Camorra

Wenn man das Buch "Gomorra" von Roberto Saviano liest, kann man wirklich deprimiert sein. Er schildert dort, wie die unterschiedlichen Clans im Großraum Neapel ihre wirtschaftlichen Reiche aufgebaut haben und sie bzw. ihre Macht aufrecht erhalten. Dass dabei Gewalt und die systematische Liquidation von Gegnern Teil der "Erfolgsstrategien" ist, löst dabei nur im geringeren Maße die Depression aus.


Was mich so erschüttert hat beim Lesen, ist, dass ich denke, dass Neapel Modell für die Entwicklung der westlichen Gesellschaft sein könnte (ich hoffe nicht...). Denn einerseits scheint mir hier ein gnadenloser ökonomischer Utilitarismus am Werke, eine Regression in feudalistische Strukturen, wo - familienorientiert - Reiche begründet und gegeneinander abgegrenzt und verteidigt werden. Die Gefolgsleute werden alimentiert, ihre Loyalität bezahlt bzw. durch Gewalt gesichtert. Die Reiche sind allerdings nicht territorial definiert, sondern geschäftlich: Kokain, Müllexport, Produktion von Luxusartikeln etc.


Feudal sind diese Strukturen - und unzivilisiert - weil das staatliche Gewaltmonopol nicht funktioniert.


Das Modell scheint Anteile aus lange vergangenen Zeiten zu haben, was die internen Strukturen angeht, und es scheint sehr modern, weil es auf globalisierte Wirtschaft setzt.
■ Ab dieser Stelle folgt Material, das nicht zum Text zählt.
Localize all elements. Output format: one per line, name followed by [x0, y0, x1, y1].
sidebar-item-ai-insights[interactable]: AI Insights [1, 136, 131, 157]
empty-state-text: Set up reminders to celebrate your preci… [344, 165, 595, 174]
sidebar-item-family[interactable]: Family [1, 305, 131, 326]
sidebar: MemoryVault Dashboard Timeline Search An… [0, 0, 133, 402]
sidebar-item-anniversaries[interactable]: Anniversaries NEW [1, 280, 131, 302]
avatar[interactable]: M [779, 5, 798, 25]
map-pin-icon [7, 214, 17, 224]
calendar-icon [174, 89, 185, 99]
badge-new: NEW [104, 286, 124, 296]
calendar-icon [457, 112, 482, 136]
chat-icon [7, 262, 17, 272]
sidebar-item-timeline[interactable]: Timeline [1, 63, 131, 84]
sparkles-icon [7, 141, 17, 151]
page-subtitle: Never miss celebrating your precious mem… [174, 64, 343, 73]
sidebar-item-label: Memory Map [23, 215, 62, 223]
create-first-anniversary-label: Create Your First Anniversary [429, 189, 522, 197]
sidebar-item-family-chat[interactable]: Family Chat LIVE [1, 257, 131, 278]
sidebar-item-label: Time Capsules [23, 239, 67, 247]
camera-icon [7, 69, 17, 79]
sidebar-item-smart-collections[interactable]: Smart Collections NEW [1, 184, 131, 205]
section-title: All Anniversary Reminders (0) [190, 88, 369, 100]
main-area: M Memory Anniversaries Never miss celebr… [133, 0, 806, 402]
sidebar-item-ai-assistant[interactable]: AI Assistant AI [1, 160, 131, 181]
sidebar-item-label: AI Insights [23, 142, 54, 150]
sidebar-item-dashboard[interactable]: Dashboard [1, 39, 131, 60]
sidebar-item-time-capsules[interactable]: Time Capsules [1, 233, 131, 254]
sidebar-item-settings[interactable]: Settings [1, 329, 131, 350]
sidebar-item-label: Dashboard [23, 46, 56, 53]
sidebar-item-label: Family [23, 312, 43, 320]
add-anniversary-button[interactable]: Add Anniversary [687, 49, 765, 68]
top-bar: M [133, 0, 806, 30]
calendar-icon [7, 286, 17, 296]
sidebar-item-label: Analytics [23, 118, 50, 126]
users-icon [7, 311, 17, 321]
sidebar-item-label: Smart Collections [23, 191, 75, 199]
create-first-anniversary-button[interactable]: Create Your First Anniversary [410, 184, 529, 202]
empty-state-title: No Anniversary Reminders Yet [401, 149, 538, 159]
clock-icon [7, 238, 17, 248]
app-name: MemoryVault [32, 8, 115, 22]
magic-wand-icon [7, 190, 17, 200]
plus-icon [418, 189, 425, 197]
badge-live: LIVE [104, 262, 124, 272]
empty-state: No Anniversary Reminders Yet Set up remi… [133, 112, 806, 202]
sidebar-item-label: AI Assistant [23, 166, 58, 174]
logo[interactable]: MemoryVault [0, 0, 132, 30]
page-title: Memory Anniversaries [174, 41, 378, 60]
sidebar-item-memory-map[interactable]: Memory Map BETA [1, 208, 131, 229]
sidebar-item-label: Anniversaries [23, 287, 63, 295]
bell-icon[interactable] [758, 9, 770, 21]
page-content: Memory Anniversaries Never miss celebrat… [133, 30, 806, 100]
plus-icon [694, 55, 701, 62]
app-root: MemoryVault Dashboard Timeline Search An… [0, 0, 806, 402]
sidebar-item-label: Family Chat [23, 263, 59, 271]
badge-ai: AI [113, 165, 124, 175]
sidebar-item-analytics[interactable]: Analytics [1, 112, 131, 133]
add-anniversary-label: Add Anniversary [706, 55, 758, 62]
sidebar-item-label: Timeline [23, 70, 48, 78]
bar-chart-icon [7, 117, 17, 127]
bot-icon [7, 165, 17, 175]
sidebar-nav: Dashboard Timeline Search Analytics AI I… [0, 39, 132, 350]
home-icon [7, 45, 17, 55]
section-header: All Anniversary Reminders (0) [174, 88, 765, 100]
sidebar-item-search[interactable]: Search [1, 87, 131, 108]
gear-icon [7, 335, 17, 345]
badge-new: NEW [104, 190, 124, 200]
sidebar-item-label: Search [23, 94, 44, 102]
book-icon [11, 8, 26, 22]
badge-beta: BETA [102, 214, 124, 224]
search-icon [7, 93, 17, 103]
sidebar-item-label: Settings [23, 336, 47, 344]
Mit der Reagen-Thatcherschen Depotenzierung des Staates ist allegemein der Trend in diese Richtung gelenkt worden. Die Camorrisierung der Weltwirtschaft. Wenn man die Anschuldigungen gegen Goldmann Sachs hört, dann ist das nur ein weiterer Beleg, dass die Grenze zwischen Big Business und kriminellen Vereinigungen sich (wieder) verwischt.